By Joe Curtis
John Brown Jr. will be coaching in familiar territory and close to home as he leads his 12U Dixie Ozone baseball team from South Carolina in the World Series at Ruston.
Brown has been coaching in the Edgefield County Dixie youth baseball organization for 13 years but can trace his start to South Franklin Franklin Dixie Youth Baseball in Gilbert.
“I didn’t realize how competitive we were in Louisiana until moving away,” Brown said. “We worked hard in Louisiana, and we worked hard in sports in Louisiana. I played football in Gilbert, and we worked hard there too.”
Brown attended and graduated from Ruston High School after he moved in with his mother. The move came after his father, John Brown Sr., started playing drums for Loretta Lynn.
“I was petrified when I first went to Ruston,” Brown remembers. “But, it was the best thing that could have happened to me because it afforded me a number of opportunities with the school offering drama, music and art. It was like a small college.”
Brown got his start in coaching at South Franklin when Mark Carroll, a friend and fellow church member, asked him to help. Brown had previously played at South Franklin and Winnsboro, and at the time was attending Northeast Louisiana University - Franklin.
Brown went on to coach in the South Franklin league for five years and served as president for two years. He remembered how hard it was to compete with the larger leagues such as Winnsboro, Ferriday and Vidalia.
But in 1991, the small league experienced success at the district level. After winning sub-district, South Franklin beat Winnsboro during the district tournament.
“After losing to Winnsboro year after year after year, we finally beat them,” Brown said, laughing. “Mike Williamson was the manager of the team that year, and I learned so much from him about coaching baseball.”
Brown brought the knowledge of having a successful league in a small market to South Carolina. Edgefield County’s population is only 27,000, according to the 2010 United States Census Bureau.
The town Brown lives in is “not as big as Winnsboro,” and his current league draws players from the entire county.
“We have about 40 kids to draw (all stars) from where other leagues we play against have 140 kids to draw from,” Brown said.
Brown has not let the small numbers deter his league from being successful. Since 2010, the Edgefield County 12U baseball team has been district champs or has traveled deep in the district tournament.
“It has taken a few years, but we have got the people to start taking this a little more serious,” Brown said. “To be successful, you have to have good community support, and the community has gotten behind us.”
The Edgefield County 12U team won their district this year in a big way, going 5-0 in the tournament and outscoring their opponents 53-0 with only three runners reaching third base, Brown said.
Dixie Youth baseball boasts many strong programs in South Carolina which is the birthplace of the organization. Going into the state tournament, Brown did have some concern.
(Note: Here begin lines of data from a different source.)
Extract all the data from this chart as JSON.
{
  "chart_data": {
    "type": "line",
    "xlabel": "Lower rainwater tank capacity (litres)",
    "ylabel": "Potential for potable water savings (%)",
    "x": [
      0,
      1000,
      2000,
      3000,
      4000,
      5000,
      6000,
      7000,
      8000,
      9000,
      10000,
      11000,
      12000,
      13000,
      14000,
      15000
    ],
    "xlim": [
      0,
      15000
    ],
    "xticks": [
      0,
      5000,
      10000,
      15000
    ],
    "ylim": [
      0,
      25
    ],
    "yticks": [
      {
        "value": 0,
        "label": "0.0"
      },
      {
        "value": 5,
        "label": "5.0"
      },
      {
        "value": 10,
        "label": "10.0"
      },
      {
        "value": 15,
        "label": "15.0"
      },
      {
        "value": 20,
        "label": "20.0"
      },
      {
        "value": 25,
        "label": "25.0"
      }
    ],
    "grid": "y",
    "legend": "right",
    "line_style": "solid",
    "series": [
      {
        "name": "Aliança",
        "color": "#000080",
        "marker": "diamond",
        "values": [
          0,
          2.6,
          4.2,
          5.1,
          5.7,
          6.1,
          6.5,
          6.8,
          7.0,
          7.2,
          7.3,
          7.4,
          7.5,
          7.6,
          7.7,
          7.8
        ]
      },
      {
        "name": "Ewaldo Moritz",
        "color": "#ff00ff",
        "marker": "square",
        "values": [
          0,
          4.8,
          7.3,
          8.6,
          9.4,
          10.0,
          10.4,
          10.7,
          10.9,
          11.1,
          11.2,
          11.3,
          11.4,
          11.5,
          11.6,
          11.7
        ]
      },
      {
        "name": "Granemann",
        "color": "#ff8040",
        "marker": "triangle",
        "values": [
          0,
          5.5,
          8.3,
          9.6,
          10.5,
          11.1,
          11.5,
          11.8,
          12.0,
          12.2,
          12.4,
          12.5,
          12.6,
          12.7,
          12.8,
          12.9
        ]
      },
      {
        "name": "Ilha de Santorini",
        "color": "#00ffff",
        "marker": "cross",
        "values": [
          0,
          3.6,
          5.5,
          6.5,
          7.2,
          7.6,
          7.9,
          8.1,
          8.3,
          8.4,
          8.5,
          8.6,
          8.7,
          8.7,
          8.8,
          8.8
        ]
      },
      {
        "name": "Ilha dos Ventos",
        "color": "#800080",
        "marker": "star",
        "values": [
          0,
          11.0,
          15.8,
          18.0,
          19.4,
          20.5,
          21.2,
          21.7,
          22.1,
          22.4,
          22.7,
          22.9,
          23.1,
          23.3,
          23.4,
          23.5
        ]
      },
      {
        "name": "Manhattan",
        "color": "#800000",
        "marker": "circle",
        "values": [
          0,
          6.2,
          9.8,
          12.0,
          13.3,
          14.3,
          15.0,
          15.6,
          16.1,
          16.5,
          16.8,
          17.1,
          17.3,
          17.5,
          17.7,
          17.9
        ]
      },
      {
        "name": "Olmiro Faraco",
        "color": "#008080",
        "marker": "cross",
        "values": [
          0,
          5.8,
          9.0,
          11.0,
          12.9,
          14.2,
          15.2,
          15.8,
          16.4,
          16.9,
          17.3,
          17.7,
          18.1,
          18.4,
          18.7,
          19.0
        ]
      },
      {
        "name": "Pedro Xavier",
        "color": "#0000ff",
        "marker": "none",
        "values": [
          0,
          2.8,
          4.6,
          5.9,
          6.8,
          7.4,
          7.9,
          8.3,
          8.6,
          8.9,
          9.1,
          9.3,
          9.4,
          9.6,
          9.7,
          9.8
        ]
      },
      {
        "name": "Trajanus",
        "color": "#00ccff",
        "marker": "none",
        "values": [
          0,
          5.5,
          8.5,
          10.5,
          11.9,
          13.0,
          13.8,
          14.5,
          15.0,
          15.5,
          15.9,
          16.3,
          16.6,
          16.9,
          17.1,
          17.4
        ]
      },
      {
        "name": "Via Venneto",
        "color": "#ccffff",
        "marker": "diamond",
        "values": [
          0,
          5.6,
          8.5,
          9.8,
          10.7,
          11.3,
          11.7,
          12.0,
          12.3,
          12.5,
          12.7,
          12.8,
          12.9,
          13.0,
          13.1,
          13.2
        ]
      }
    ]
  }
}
“At the state level, South Carolina has some very strong baseball teams,” Brown said. “(South Carolina) has a lot of franchises.”
In the first game, Edgefield rolled and 10-run ruled their opponent.
The second game was a different story. Edgefield overcame a two-point late deficit to beat their opponent 10-8.
The excitement continued in the third game, as Edgefield won 2-1 in a 10-inning game. The game was the longest ever played at the South Carolina state level. Additionally, the game saw the most strikeouts recorded in a single game by one team (17 by Edgefield) and most strikeouts recorded by two teams (27).
Edgefield won the fourth game 6-5 in the bottom of the sixth inning, and beat a tough North Myrtle Beach team 6-2 in the championship game.
“My dad told me before we went to the tournament he had a good feeling (about the tournament),” Brown said. “He told me to win the tournament for all the little leagues out there and that is what I told our team.”
Brown credits the state championship to hard work and catching a few breaks.
“Everything just lined up and caught a few breaks,” Brown said. “We were very fortunate and blessed.”
At the World Series tournament in Ruston, Brown drew a team from a familiar place.
“I’m not happy with our world series bracket,” Brown admits. “We drew Louisiana our first day. Why couldn’t it been Virginia or Texas?”
Brown knows he has an uphill battle during the world series tournament, but anything can happen in the game of baseball especially to a little team with a big heart.